Saya yakin, meski telah memakai pembalut khusus malam yang panjangnya 42 sentimeter itu, kebanyakan perempuan tetap gelisah lantaran khawatir darah bisa membekas ke celana. Siapa yang nggak ketar-ketir, coba? Maka dari itu, saya hendak membagi trik sederhana untuk meminimalisir kebocoran pembalut ketika kita tidur, meski kita hanya memakai pembalut ukuran biasa.

Cara meminimalisir pembalut bocor #1 Sebelum tidur, pakai pembalut baru

Ini harus banget. Intinya, kamu jangan malas ganti pembalut yang sudah lembap, baik siang maupun malam hari. Alasannya, pertama biar pembalut itu tidak kepenuhan dan lalu bocor selama kita pakai tidur malam. Kedua, cairan yang terlalu banyak di salah satu area pribadi kita itu bisa menyuburkan bakteri, loh! Apalagi tekanan area pribadi kita dan pembalut itu biasanya aduhai sekali. Wah, kalau nggak sering diganti, apa nggak engap tuh anunya?

Cara meminimalisir pembalut bocor #2 Pasang pembalut dengan posisi bagian depan lebih panjang daripada bagian belakang

Tips panjang-pendek ini sangat dianjurkan bagi kamu yang tetap memakai pembalut berukuran biasa. Tapi meski kamu pakai yang superpanjang, tetap boleh kok menerapkannya.

Lantas, kenapa harus dengan pemasangan yang begitu? Trik ini berhubungan dengan trik yang selanjutnya.

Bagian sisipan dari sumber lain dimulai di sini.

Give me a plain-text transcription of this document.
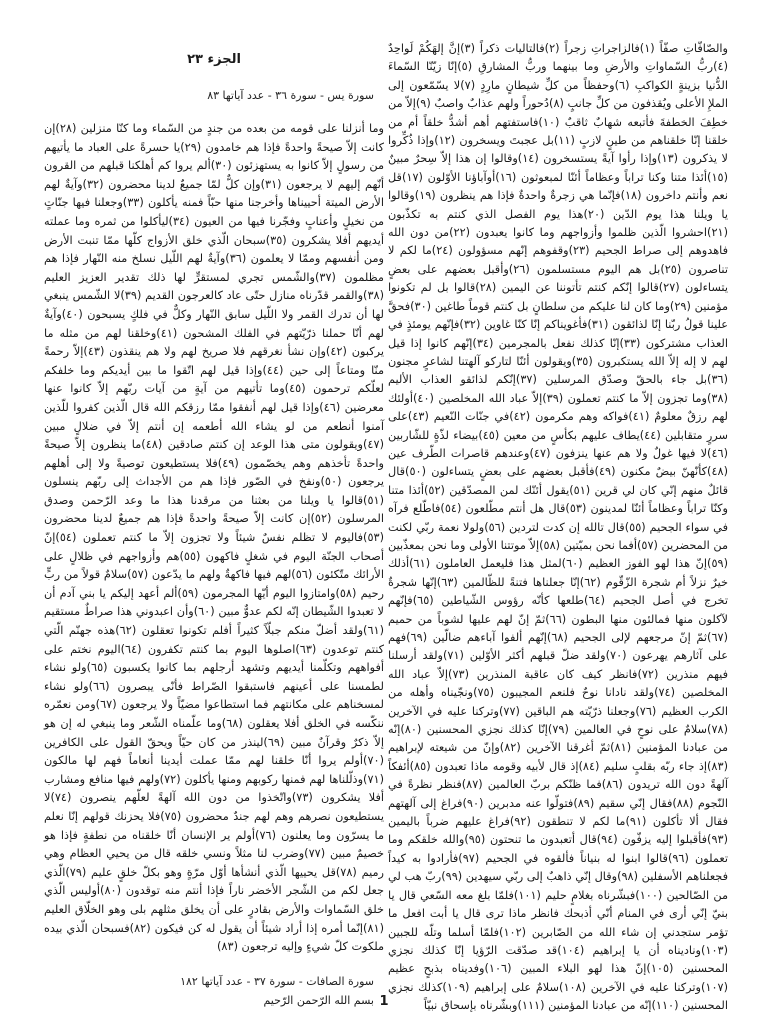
والصّافّاتِ صفّاً (١)فالزاجراتِ زجراً (٢)فالتاليات ذكراً (٣)إنَّ إلهَكُمْ لَواحِدٌ (٤)ربُّ السّماواتِ والأرضِ وما بينهما وربُّ المشارقِ (٥)إنّا زيّنّا السّماءَ الدُّنيا بزينةٍ الكواكبِ (٦)وحفظاً من كلِّ شيطانٍ مارِدٍ (٧)لا يسّمّعون إلى الملإِ الأعلى ويُقذفون من كلِّ جانبٍ (٨)دُحوراً ولهم عذابٌ واصبٌ (٩)إلاّ من خطِفَ الخطفةَ فأتبعه شهابٌ ثاقبٌ (١٠)فاستفتهم أهم أشدُّ خلقاً أم من خلقنا إنّا خلقناهم من طينٍ لازبٍ (١١)بل عجبتَ ويسخرون (١٢)وإذا ذُكِّروا لا يذكرون (١٣)وإذا رأوا آيةً يستسخرون (١٤)وقالوا إن هذا إلاّ سِحرٌ مبينٌ (١٥)أئذا متنا وكنا تراباً وعظاماً أئنّا لمبعوثون (١٦)أوآباؤنا الأوّلون (١٧)قل نعم وأنتم داخرون (١٨)فإنّما هي زجرةٌ واحدةٌ فإذا هم ينظرون (١٩)وقالوا يا ويلنا هذا يوم الدّين (٢٠)هذا يوم الفصل الذي كنتم به تكذّبون (٢١)احشروا الّذين ظلموا وأزواجهم وما كانوا يعبدون (٢٢)من دون الله فاهدوهم إلى صراط الجحيم (٢٣)وقفوهم إنّهم مسؤولون (٢٤)ما لكم لا تناصرون (٢٥)بل هم اليوم مستسلمون (٢٦)وأقبل بعضهم على بعضٍ يتساءلون (٢٧)قالوا إنّكم كنتم تأتوننا عن اليمين (٢٨)قالوا بل لم تكونوا مؤمنين (٢٩)وما كان لنا عليكم من سلطانٍ بل كنتم قوماً طاغين (٣٠)فحقَّ علينا قولُ ربّنا إنّا لذائقون (٣١)فأغويناكم إنّا كنّا غاوين (٣٢)فإنّهم يومئذٍ في العذاب مشتركون (٣٣)إنّا كذلك نفعل بالمجرمين (٣٤)إنّهم كانوا إذا قيل لهم لا إله إلاّ الله يستكبرون (٣٥)ويقولون أئنّا لتاركو آلهتنا لشاعرٍ مجنون (٣٦)بل جاء بالحقّ وصدّق المرسلين (٣٧)إنّكم لذائقو العذاب الأليم (٣٨)وما تجزون إلاّ ما كنتم تعملون (٣٩)إلاّ عباد الله المخلصين (٤٠)أولئك لهم رزقٌ معلومٌ (٤١)فواكه وهم مكرمون (٤٢)في جنّات النّعيم (٤٣)على سررٍ متقابلين (٤٤)يطاف عليهم بكأسٍ من معين (٤٥)بيضاء لذّةٍ للشّاربين (٤٦)لا فيها غولٌ ولا هم عنها ينزفون (٤٧)وعندهم قاصرات الطّرف عين (٤٨)كأنّهنّ بيضٌ مكنون (٤٩)فأقبل بعضهم على بعضٍ يتساءلون (٥٠)قال قائلٌ منهم إنّي كان لي قرين (٥١)يقول أئنّك لمن المصدّقين (٥٢)أئذا متنا وكنّا تراباً وعظاماً أئنّا لمدينون (٥٣)قال هل أنتم مطّلعون (٥٤)فاطّلع فرآه في سواء الجحيم (٥٥)قال تالله إن كدت لتردين (٥٦)ولولا نعمة ربّي لكنت من المحضرين (٥٧)أفما نحن بميّتين (٥٨)إلاّ موتتنا الأولى وما نحن بمعذّبين (٥٩)إنّ هذا لهو الفوز العظيم (٦٠)لمثل هذا فليعمل العاملون (٦١)أذلك خيرٌ نزلاً أم شجرة الزّقّوم (٦٢)إنّا جعلناها فتنةً للظّالمين (٦٣)إنّها شجرةٌ تخرج في أصل الجحيم (٦٤)طلعها كأنّه رؤوس الشّياطين (٦٥)فإنّهم لآكلون منها فمالئون منها البطون (٦٦)ثمّ إنّ لهم عليها لشوباً من حميم (٦٧)ثمّ إنّ مرجعهم لإلى الجحيم (٦٨)إنّهم ألفوا آباءهم ضالّين (٦٩)فهم على آثارهم يهرعون (٧٠)ولقد ضلّ قبلهم أكثر الأوّلين (٧١)ولقد أرسلنا فيهم منذرين (٧٢)فانظر كيف كان عاقبة المنذرين (٧٣)إلاّ عباد الله المخلصين (٧٤)ولقد نادانا نوحٌ فلنعم المجيبون (٧٥)ونجّيناه وأهله من الكرب العظيم (٧٦)وجعلنا ذرّيّته هم الباقين (٧٧)وتركنا عليه في الآخرين (٧٨)سلامٌ على نوحٍ في العالمين (٧٩)إنّا كذلك نجزي المحسنين (٨٠)إنّه من عبادنا المؤمنين (٨١)ثمّ أغرقنا الآخرين (٨٢)وإنّ من شيعته لإبراهيم (٨٣)إذ جاء ربّه بقلبٍ سليم (٨٤)إذ قال لأبيه وقومه ماذا تعبدون (٨٥)أئفكاً آلهةً دون الله تريدون (٨٦)فما ظنّكم بربّ العالمين (٨٧)فنظر نظرةً في النّجوم (٨٨)فقال إنّي سقيم (٨٩)فتولّوا عنه مدبرين (٩٠)فراغ إلى آلهتهم فقال ألا تأكلون (٩١)ما لكم لا تنطقون (٩٢)فراغ عليهم ضرباً باليمين (٩٣)فأقبلوا إليه يزفّون (٩٤)قال أتعبدون ما تنحتون (٩٥)والله خلقكم وما تعملون (٩٦)قالوا ابنوا له بنياناً فألقوه في الجحيم (٩٧)فأرادوا به كيداً فجعلناهم الأسفلين (٩٨)وقال إنّي ذاهبٌ إلى ربّي سيهدين (٩٩)ربّ هب لي من الصّالحين (١٠٠)فبشّرناه بغلامٍ حليم (١٠١)فلمّا بلغ معه السّعي قال يا بنيّ إنّي أرى في المنام أنّي أذبحك فانظر ماذا ترى قال يا أبت افعل ما تؤمر ستجدني إن شاء الله من الصّابرين (١٠٢)فلمّا أسلما وتلّه للجبين (١٠٣)وناديناه أن يا إبراهيم (١٠٤)قد صدّقت الرّؤيا إنّا كذلك نجزي المحسنين (١٠٥)إنّ هذا لهو البلاء المبين (١٠٦)وفديناه بذبحٍ عظيم (١٠٧)وتركنا عليه في الآخرين (١٠٨)سلامٌ على إبراهيم (١٠٩)كذلك نجزي المحسنين (١١٠)إنّه من عبادنا المؤمنين (١١١)وبشّرناه بإسحاق نبيّاً

الجزء ٢٣
سورة يس - سورة ٣٦ - عدد آياتها ٨٣

وما أنزلنا على قومه من بعده من جندٍ من السّماء وما كنّا منزلين (٢٨)إن كانت إلاّ صيحةً واحدةً فإذا هم خامدون (٢٩)يا حسرةً على العباد ما يأتيهم من رسولٍ إلاّ كانوا به يستهزئون (٣٠)ألم يروا كم أهلكنا قبلهم من القرون أنّهم إليهم لا يرجعون (٣١)وإن كلٌّ لمّا جميعٌ لدينا محضرون (٣٢)وآيةٌ لهم الأرض الميتة أحييناها وأخرجنا منها حبّاً فمنه يأكلون (٣٣)وجعلنا فيها جنّاتٍ من نخيلٍ وأعنابٍ وفجّرنا فيها من العيون (٣٤)ليأكلوا من ثمره وما عملته أيديهم أفلا يشكرون (٣٥)سبحان الّذي خلق الأزواج كلّها ممّا تنبت الأرض ومن أنفسهم وممّا لا يعلمون (٣٦)وآيةٌ لهم اللّيل نسلخ منه النّهار فإذا هم مظلمون (٣٧)والشّمس تجري لمستقرٍّ لها ذلك تقدير العزيز العليم (٣٨)والقمر قدّرناه منازل حتّى عاد كالعرجون القديم (٣٩)لا الشّمس ينبغي لها أن تدرك القمر ولا اللّيل سابق النّهار وكلٌّ في فلكٍ يسبحون (٤٠)وآيةٌ لهم أنّا حملنا ذرّيّتهم في الفلك المشحون (٤١)وخلقنا لهم من مثله ما يركبون (٤٢)وإن نشأ نغرقهم فلا صريخ لهم ولا هم ينقذون (٤٣)إلاّ رحمةً منّا ومتاعاً إلى حين (٤٤)وإذا قيل لهم اتّقوا ما بين أيديكم وما خلفكم لعلّكم ترحمون (٤٥)وما تأتيهم من آيةٍ من آيات ربّهم إلاّ كانوا عنها معرضين (٤٦)وإذا قيل لهم أنفقوا ممّا رزقكم الله قال الّذين كفروا للّذين آمنوا أنطعم من لو يشاء الله أطعمه إن أنتم إلاّ في ضلالٍ مبين (٤٧)ويقولون متى هذا الوعد إن كنتم صادقين (٤٨)ما ينظرون إلاّ صيحةً واحدةً تأخذهم وهم يخصّمون (٤٩)فلا يستطيعون توصيةً ولا إلى أهلهم يرجعون (٥٠)ونفخ في الصّور فإذا هم من الأجداث إلى ربّهم ينسلون (٥١)قالوا يا ويلنا من بعثنا من مرقدنا هذا ما وعد الرّحمن وصدق المرسلون (٥٢)إن كانت إلاّ صيحةً واحدةً فإذا هم جميعٌ لدينا محضرون (٥٣)فاليوم لا تظلم نفسٌ شيئاً ولا تجزون إلاّ ما كنتم تعملون (٥٤)إنّ أصحاب الجنّة اليوم في شغلٍ فاكهون (٥٥)هم وأزواجهم في ظلالٍ على الأرائك متّكئون (٥٦)لهم فيها فاكهةٌ ولهم ما يدّعون (٥٧)سلامٌ قولاً من ربٍّ رحيم (٥٨)وامتازوا اليوم أيّها المجرمون (٥٩)ألم أعهد إليكم يا بني آدم أن لا تعبدوا الشّيطان إنّه لكم عدوٌّ مبين (٦٠)وأن اعبدوني هذا صراطٌ مستقيم (٦١)ولقد أضلّ منكم جبلّاً كثيراً أفلم تكونوا تعقلون (٦٢)هذه جهنّم الّتي كنتم توعدون (٦٣)اصلوها اليوم بما كنتم تكفرون (٦٤)اليوم نختم على أفواههم وتكلّمنا أيديهم وتشهد أرجلهم بما كانوا يكسبون (٦٥)ولو نشاء لطمسنا على أعينهم فاستبقوا الصّراط فأنّى يبصرون (٦٦)ولو نشاء لمسخناهم على مكانتهم فما استطاعوا مضيّاً ولا يرجعون (٦٧)ومن نعمّره ننكّسه في الخلق أفلا يعقلون (٦٨)وما علّمناه الشّعر وما ينبغي له إن هو إلاّ ذكرٌ وقرآنٌ مبين (٦٩)لينذر من كان حيّاً ويحقّ القول على الكافرين (٧٠)أولم يروا أنّا خلقنا لهم ممّا عملت أيدينا أنعاماً فهم لها مالكون (٧١)وذلّلناها لهم فمنها ركوبهم ومنها يأكلون (٧٢)ولهم فيها منافع ومشارب أفلا يشكرون (٧٣)واتّخذوا من دون الله آلهةً لعلّهم ينصرون (٧٤)لا يستطيعون نصرهم وهم لهم جندٌ محضرون (٧٥)فلا يحزنك قولهم إنّا نعلم ما يسرّون وما يعلنون (٧٦)أولم ير الإنسان أنّا خلقناه من نطفةٍ فإذا هو خصيمٌ مبين (٧٧)وضرب لنا مثلاً ونسي خلقه قال من يحيي العظام وهي رميم (٧٨)قل يحييها الّذي أنشأها أوّل مرّةٍ وهو بكلّ خلقٍ عليم (٧٩)الّذي جعل لكم من الشّجر الأخضر ناراً فإذا أنتم منه توقدون (٨٠)أوليس الّذي خلق السّماوات والأرض بقادرٍ على أن يخلق مثلهم بلى وهو الخلّاق العليم (٨١)إنّما أمره إذا أراد شيئاً أن يقول له كن فيكون (٨٢)فسبحان الّذي بيده ملكوت كلّ شيءٍ وإليه ترجعون (٨٣)

سورة الصافات - سورة ٣٧ - عدد آياتها ١٨٢
بسم الله الرّحمن الرّحيم 1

Cara meminimalisir pembalut bocor #3 Atur posisi tidur

Setelah mengganti pembalut dengan pemasangan sedemikian rupa, kita pun perlu mengatur posisi tidur. Ketika tidur, usahakan badan kita miring, terserah mau ke kanan atau ke kiri. Sebaiknya jangan telentang karena posisi ini akan membuat aliran darah haid menuju ke belakang semua. Jangan pula tengkurap karena posisi ini bisa membuat aliran darah menstruasi menuju ke depan. Jadi, yang paling baik adalah tidur dalam keadaan miring.

Kalau tubuh sudah berada pada posisi miring, tekuklah kaki yang ada di bawah. Usahakan agar tonjolan lutut bagian bawah lebih maju daripada lutut di atasnya dan tetap menempel pada alas tidur. Sedangkan kaki yang berada di atas, haruslah lurus.

Kenapa nggak kedua kaki lurus atau ditekuk sekalian? Kalau kedua kaki sama-sama ditekuk atau diluruskan, daya tampung pembalut yang kita pakai jadi kurang maksimal. Sebab, posisi kaki yang seragam akan menghilangkan keseimbangan pembalut.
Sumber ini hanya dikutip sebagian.